In 1435 Alberti codified Brunelleschi’s rules in his own De pictura. Alberti simplified the mathematics by replacing Brunelleschi’s mirror with a gridded window. The artist looked through the window and copied the contents of each square of the grid onto his canvas. Edgerton argues that this shift away from the mirror began the process of secularizing perspective. No longer did the artist or the viewer of the final painting look at a mirror image of the world, but viewed the real world disciplined by the rules of geometry and perspective. By looking at the real world, Alberti’s method had removed much of the spiritual significance of perspective and represented an important step toward Galileo’s use of perspective.
Galileo was familiar with efforts to treat linear perspective as part of theoretical mathematics through colleagues and patrons, notably Frederico Commandino and Guidobaldo del Monte. When looking at the moon through his telescope, he used their techniques to estimate the height of the mountains and the depths of the craters he saw on its surface. It was Galileo’s application of the theoretical rules of perspective to the reality of the moon’s surface that represents, for Edgerton, the final secularization of perspective and its complete appropriation by the emerging, modern science. Proof of Galileo’s achievement and the importance of perspective for modern science is demonstrated, according to Edgerton, by comparing Galileo’s work with that of Thomas Hariot. Because he lived in medieval England, Hariot was unable to recognize the features that Galileo identified as topography. For Hariot, they remained light and dark areas; whereas for Galileo, those same areas were evidence of lunar topography. Here, perspective is used as a tool to understand reality.

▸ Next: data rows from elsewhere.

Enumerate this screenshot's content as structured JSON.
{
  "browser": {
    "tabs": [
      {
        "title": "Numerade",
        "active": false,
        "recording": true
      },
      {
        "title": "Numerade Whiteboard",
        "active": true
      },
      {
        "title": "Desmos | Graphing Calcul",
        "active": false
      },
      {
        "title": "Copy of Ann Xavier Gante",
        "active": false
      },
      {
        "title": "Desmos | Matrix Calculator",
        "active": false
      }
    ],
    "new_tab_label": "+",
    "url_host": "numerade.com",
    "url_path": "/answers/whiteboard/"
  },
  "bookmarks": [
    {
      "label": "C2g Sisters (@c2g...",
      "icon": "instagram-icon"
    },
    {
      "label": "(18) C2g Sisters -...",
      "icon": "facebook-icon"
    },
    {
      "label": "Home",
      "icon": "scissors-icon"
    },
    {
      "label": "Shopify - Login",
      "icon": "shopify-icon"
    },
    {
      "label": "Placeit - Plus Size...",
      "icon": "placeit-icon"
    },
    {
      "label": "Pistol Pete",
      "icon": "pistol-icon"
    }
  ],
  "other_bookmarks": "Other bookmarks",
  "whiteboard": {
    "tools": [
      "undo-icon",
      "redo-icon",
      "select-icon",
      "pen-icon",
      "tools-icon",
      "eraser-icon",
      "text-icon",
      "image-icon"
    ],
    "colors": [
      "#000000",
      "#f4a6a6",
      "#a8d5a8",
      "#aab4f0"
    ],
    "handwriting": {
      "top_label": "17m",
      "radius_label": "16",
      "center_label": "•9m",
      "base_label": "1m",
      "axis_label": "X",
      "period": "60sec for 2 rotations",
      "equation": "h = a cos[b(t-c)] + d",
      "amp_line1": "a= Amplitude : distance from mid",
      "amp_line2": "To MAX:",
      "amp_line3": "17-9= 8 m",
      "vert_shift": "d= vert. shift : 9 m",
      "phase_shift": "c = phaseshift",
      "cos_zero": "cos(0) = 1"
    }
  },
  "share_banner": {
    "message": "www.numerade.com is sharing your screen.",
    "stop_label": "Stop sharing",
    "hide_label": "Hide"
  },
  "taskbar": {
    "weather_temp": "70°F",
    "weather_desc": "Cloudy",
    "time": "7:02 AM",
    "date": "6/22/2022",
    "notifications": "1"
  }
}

Edgerton’s book succeeds best when it focuses on reconstructions of Brunelleschi’s and Alberti’s perspective methods. His analyses of paintings, especially his reconstruction of the perspective systems that structure them, are instructive. His book is less successful in its broader argument about linear perspective and modern science. The last chapter, on Galileo, is too brief to support Edgerton’s. His selective use of Galileo’s work and the secondary literature on Galileo will strike historians of science as problematic and points to a larger problem with this book. Edgerton, at times, builds his argument on thin evidence. And while his claims are often plausible, their lack of sufficient foundation prevents them from being persuasive (e.g., his claims about the popularity of Bacon’s theory of specie in early fifteenth-century Florence on pages 30–32 and again 36; or his claim that anybody viewing Raphael’s paintings would have seen them as “synonymous with Alberti’s ideals” on page 132–3; or his implication that Galileo’s works introduced the Renaissance into England on page 164–5). We are often given rational rather than historically convincing reconstructions. Further, and perhaps most problematic, Edgerton’s monocausal explanation for the rise of modern science is disturbing and sounds like a form of post hoc, ergo propter hoc argument (for a partial history of such efforts, see Floris Cohen, The Scientific Revolution: A Historiographical Inquiry).
Edgerton’s real accomplishment is providing a clear explanation and reconstruction of the perspectival systems in fifteenth-century Florentine painting. As an introduction to Renaissance linear perspective, this is a great book. As an argument about the cause of modern science, including digital photography, this book is less successful.